Originally published in Island Ad-Vantages, May 26, 2022
Mary Eaton, the dream weaver
Mary Eaton of Deer Isle is known as the Dream Weaver. To the owner of a butter-yellow, 1934 Studebaker “President” in Connecticut, she truly is a weaver of dreams.
Studebaker owner Bob Belling found Eaton six years ago through a loom company in California. He was searching for someone who could reproduce the upholstery fabric in his antique car. Having fully restored the engine and exterior, he wanted it to be perfect, but the interior upholstery was in ruins.
Belling contacted Eaton. After they conversed, he sent her a small patch of the original wool fabric he had found behind the vehicle’s ashtray. To reproduce it, Eaton first had to locate the right color wool thread and determine how to recreate the pattern—an especially tough challenge, as the fabric was double sided. And, Belling needed 22 yards of it.
After a few months of pondering, Eaton puzzled out how she could make it. Several months later, she had the 22 yards ready, and Belling drove to Maine to pick it up. A professional upholsterer installed the new material, and it was perfect.
After the restoration was complete, Belling often displayed the car in automobile shows.
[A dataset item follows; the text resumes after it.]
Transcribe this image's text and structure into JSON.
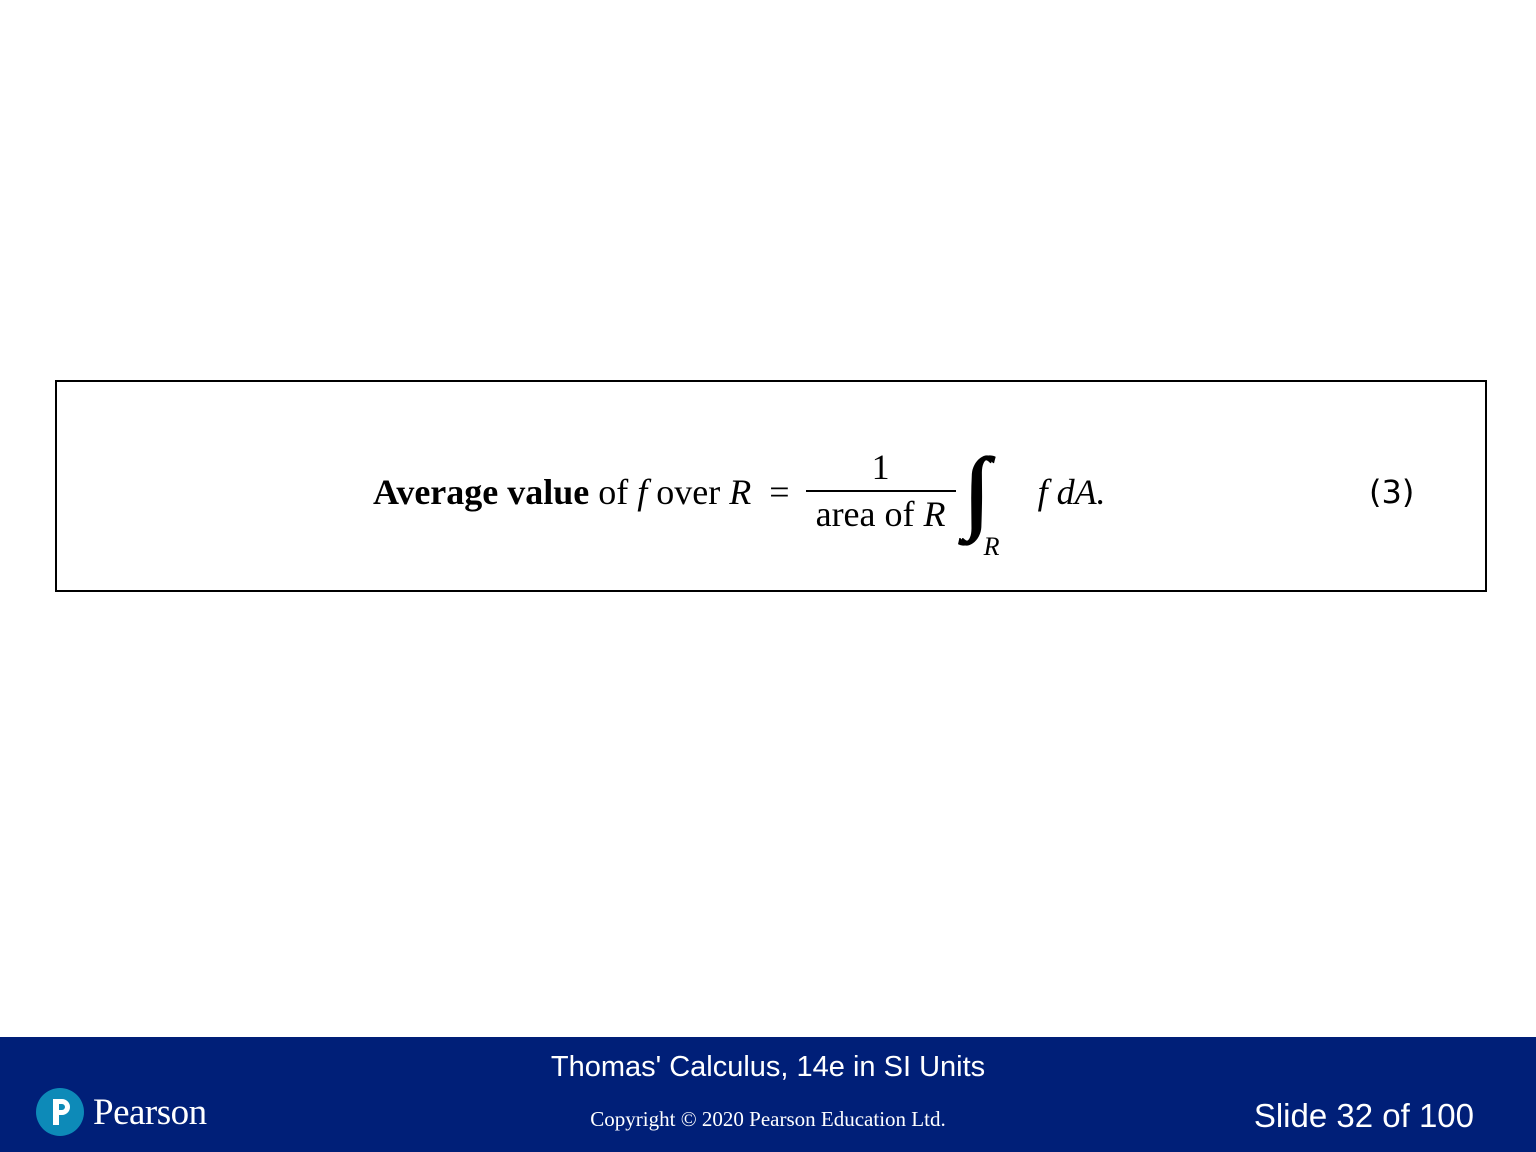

When other antique car owners saw Eaton’s work, they contacted her, as well. She made two more orders of reproduction fabrics and then needed a change. The last order Eaton crafted for an antique vehicle was for custom-made trunk mats woven of raffia, a bear to work with as it easily splits and breaks.
A passion for the arts
Eaton has loved all things artistic since she was a child growing up in Sedgwick. At the age of 5, her grandmother taught her how to knit. She knits with a passion.
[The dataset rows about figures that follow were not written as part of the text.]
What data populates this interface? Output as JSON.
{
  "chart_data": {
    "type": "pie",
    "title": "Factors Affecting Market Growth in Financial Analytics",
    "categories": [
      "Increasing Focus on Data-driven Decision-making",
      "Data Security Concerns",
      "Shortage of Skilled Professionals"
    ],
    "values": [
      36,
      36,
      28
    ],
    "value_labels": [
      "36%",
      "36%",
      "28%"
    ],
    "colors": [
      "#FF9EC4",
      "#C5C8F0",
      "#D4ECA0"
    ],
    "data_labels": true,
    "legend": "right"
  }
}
Eaton wanted to try painting, so her husband, Chandler, recognizing her creative drive, gave her all the materials needed for oil painting. For several years, they lived as the caretakers on Great Spruce Head Island where the Porters, a family of well-known artists, summered. Anina Porter, who runs painting workshops on the island, encouraged Eaton to pursue her passion.
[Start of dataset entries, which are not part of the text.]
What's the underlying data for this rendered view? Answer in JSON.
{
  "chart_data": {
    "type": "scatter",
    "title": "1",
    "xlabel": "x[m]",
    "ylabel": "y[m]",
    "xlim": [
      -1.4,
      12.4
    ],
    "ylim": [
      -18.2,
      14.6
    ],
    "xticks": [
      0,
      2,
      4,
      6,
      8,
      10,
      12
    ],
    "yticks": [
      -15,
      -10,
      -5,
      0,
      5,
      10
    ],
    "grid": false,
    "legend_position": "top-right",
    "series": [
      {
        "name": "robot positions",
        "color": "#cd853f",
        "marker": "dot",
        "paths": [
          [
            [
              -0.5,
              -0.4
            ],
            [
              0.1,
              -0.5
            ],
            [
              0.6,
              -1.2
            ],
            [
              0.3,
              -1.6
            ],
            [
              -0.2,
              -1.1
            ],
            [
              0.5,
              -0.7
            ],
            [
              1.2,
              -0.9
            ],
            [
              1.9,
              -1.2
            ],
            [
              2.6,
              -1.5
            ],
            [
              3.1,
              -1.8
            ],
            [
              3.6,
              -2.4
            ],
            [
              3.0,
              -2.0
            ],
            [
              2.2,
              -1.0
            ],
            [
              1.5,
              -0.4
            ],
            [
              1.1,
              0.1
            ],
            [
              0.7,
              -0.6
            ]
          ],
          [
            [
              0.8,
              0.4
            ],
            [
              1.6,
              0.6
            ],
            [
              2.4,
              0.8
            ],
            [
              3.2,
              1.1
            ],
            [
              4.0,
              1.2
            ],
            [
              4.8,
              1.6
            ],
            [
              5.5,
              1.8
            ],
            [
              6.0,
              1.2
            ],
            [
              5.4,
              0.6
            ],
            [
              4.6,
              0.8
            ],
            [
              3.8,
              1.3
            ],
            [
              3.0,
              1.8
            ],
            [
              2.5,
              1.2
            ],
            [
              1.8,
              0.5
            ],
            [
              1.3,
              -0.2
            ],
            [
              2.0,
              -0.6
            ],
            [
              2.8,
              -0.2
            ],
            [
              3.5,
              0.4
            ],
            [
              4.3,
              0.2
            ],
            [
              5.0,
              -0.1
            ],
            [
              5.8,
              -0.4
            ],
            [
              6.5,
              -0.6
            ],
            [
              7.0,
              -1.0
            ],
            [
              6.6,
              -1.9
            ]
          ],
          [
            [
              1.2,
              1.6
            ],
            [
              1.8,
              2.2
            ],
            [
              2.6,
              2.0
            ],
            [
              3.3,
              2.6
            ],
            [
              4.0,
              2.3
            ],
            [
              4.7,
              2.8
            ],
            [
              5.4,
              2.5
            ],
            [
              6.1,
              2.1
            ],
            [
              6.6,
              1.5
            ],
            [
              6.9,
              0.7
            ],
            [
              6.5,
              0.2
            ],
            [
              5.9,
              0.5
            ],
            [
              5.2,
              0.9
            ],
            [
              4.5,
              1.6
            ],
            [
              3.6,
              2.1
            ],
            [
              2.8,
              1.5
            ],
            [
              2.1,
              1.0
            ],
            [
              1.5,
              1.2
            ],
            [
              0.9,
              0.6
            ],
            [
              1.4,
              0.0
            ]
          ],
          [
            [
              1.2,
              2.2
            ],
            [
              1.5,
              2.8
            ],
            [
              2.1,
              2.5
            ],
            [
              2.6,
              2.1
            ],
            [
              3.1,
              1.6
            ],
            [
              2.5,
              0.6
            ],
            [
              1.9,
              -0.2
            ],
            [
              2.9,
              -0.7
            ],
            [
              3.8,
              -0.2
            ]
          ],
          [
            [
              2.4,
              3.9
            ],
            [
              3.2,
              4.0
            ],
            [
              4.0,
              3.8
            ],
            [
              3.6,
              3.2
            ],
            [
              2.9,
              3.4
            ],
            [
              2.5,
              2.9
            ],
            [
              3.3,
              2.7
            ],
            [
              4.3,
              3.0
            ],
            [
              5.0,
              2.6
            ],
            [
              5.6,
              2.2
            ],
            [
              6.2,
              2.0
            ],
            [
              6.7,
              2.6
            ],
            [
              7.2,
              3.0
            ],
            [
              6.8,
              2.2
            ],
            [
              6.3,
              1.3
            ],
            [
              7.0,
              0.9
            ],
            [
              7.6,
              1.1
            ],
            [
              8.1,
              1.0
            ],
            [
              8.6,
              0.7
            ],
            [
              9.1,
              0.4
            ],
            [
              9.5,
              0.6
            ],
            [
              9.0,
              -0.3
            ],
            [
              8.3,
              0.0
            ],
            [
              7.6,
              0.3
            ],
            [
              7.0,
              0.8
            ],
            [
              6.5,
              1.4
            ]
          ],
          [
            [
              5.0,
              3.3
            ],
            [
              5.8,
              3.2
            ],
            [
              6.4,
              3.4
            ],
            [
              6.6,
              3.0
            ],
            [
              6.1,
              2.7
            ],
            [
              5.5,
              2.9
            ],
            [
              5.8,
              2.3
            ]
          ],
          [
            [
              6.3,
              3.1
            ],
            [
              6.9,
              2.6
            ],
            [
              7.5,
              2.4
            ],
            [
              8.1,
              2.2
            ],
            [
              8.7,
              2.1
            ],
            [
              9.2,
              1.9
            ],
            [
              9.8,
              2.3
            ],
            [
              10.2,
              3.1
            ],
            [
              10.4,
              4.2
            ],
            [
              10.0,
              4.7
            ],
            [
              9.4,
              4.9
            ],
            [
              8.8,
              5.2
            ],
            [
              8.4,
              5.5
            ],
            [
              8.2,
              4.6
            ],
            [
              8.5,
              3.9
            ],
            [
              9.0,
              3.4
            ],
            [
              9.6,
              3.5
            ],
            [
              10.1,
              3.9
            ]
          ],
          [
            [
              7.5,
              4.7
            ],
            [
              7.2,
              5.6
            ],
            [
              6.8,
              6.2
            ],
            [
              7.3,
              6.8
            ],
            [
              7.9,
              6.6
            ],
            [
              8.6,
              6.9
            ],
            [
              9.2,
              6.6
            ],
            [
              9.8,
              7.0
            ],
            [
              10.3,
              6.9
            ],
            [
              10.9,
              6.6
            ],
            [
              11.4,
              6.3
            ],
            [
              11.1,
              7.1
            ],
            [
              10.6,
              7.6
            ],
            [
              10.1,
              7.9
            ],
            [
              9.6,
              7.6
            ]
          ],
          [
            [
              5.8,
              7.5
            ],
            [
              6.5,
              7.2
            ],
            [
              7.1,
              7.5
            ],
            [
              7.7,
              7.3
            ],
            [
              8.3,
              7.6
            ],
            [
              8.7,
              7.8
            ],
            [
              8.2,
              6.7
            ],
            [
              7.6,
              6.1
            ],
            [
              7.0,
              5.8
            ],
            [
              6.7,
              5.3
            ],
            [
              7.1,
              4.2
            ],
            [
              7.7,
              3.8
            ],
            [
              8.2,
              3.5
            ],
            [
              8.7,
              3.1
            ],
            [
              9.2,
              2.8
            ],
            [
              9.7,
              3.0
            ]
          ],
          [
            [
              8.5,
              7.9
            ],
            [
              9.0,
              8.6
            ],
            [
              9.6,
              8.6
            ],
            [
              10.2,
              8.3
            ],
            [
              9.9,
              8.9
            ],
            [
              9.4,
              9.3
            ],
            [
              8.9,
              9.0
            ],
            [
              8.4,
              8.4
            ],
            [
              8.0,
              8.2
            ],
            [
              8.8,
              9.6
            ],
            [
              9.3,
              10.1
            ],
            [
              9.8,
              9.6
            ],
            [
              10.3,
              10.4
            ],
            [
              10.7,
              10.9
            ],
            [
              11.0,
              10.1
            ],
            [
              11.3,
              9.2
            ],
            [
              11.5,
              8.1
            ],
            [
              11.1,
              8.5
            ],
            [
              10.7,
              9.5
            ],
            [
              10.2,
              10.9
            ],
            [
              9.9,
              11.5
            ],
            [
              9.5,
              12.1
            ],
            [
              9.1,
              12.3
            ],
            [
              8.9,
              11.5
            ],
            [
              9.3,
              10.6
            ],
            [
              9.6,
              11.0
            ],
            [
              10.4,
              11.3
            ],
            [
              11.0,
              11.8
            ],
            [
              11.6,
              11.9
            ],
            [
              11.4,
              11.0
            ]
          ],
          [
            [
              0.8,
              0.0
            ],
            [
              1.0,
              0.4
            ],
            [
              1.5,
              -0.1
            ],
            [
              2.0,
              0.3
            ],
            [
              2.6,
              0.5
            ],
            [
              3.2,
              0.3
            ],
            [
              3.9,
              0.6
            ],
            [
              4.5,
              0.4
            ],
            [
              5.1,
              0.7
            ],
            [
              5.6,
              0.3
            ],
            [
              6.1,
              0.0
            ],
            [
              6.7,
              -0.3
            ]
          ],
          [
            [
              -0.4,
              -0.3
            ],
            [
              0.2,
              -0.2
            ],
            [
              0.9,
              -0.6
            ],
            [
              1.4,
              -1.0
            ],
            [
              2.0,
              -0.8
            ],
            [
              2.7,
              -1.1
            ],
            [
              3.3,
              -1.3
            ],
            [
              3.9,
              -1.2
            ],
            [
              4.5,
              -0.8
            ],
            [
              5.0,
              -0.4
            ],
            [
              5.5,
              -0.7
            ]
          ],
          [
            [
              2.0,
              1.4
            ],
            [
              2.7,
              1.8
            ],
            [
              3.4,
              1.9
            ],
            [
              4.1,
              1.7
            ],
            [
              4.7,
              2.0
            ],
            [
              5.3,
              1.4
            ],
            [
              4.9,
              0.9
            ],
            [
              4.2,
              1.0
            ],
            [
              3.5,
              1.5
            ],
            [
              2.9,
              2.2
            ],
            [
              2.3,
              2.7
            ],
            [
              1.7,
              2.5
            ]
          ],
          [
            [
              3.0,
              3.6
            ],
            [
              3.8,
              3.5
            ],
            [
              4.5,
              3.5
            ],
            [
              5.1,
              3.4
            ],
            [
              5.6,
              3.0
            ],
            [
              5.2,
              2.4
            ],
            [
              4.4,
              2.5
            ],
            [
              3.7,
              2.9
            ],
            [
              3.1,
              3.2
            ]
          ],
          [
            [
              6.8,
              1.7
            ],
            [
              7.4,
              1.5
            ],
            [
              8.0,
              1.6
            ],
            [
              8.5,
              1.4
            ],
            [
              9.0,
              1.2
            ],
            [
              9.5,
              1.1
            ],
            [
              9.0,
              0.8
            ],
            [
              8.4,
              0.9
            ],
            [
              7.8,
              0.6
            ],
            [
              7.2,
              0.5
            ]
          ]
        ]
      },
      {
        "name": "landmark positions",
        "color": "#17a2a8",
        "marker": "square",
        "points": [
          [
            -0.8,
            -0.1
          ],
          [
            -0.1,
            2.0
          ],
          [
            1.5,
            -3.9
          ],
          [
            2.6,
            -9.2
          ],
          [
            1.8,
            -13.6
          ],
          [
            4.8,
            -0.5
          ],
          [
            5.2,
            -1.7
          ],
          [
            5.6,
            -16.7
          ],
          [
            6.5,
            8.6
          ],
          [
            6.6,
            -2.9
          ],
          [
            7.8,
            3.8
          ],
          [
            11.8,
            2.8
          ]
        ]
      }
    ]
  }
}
In 1985, Eaton joined the newly formed Deer Isle Artists Association, where she remains a member. When she sold her first oil painting, she was over the moon. Since then, she has continued to design and fabricate beautiful knitwear, sea glass jewelry, Christmas ornaments, weavings, hand-stitched embroidery and specialty items, like the car fabric, as well as paintings. Eaton’s work is known for its often vibrant colors and meticulous craftsmanship.
Eaton’s work can be found at the weekly Deer Isle Artisans Market and the Deer Isle Artists Association gallery.